When I was 12 years old, my Dad retired from the Navy. We had primarily lived in Navy housing, apartment buildings, Quonset Huts, and small houses that Dad bought and sold as we moved up and down the West Coast. When Dad retired, we purchased a 120-acre farm. That began a long list of new experiences and skills I learned. I caught my first trout, and my first salmon. I shot a gun for the first time; I bought my own rifle from a military surplus store for $12. Dad helped me, and I shortened the barrel. I bought a piece of black walnut and, using a wood rasp, made a new stock for it, a Russian 7.62.
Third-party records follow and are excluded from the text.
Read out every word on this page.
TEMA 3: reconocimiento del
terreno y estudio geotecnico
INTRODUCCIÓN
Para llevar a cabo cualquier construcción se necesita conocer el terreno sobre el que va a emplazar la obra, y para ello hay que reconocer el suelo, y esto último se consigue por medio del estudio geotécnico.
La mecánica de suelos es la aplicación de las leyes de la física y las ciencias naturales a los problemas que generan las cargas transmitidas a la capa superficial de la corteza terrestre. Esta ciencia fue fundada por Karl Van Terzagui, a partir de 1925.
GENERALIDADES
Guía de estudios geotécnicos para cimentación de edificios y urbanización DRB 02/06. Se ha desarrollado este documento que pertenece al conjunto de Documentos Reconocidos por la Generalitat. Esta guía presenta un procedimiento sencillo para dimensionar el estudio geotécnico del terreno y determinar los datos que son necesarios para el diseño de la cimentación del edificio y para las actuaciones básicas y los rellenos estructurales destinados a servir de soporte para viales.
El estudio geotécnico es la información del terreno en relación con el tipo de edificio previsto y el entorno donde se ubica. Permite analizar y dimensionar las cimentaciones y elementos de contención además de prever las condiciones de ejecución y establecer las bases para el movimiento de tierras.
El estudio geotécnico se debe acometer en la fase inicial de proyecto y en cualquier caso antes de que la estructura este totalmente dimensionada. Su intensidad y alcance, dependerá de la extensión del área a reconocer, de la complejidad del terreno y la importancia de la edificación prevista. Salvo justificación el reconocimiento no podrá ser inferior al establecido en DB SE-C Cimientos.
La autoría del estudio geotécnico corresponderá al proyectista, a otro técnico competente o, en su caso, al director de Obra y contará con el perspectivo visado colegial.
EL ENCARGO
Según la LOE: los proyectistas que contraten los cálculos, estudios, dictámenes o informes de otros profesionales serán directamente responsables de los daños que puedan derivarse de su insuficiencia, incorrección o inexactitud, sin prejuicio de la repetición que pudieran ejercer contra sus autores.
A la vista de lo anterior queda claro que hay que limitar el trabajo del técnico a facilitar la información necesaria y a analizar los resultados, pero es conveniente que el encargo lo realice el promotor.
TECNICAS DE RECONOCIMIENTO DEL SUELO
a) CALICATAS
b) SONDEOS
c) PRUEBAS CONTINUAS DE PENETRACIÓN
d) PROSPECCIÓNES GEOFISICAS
I shot several deer with that rifle. I milked a cow for the first time, butchered a pig, and a whole host of other animals. I learned how to plumb and wire a house, how to trap a beaver, how to operate a chainsaw, and how to split firewood and fence posts. I learned how to run a DeLaval cream separator and how to churn butter by hand. I learned how to pan for gold and how to tan rabbit hides. I had hundreds of new experiences and learned about as many new skills in five years before we sold the farm and moved again to a much more modern dairy farm setup. That first farm was 120 acres of blackberries and poison oak, which we cleared with goats and pigs. We farmed it using horse-drawn equipment, pulling it with our 1948 Ford pickup. The house was a sheep barn. We chased the sheep out, shoveled out the sheep manure, and moved in. Over the next five years, we added a water supply, an indoor bathroom, electricity, an electric oven, a water heater, and glass windows with swinging doors. I was at an age when all those challenges and changes were an adventure and very exciting. My Dad made it exciting as we worked together to make our little farm profitable and a home. We sold that farm for a nice profit and were able to buy the dairy in Trout Lake, Washington. At 77 years of age, reflecting on my life, I am sure that most of my character growth occurred during that brief five-year period. When we bought our present house in 1990, it was over 100 years old, leaning like the Tower of Pisa, full of rat nests and bats, leaking like a sieve, and the walls and windows were so porous that an average wind outside would blow your hat off inside. Many people questioned our decision to buy that old house, but I was so excited for our eight kids to have some of the same experiences that I did and to grow the same way I did. I considered our old house a gift from God.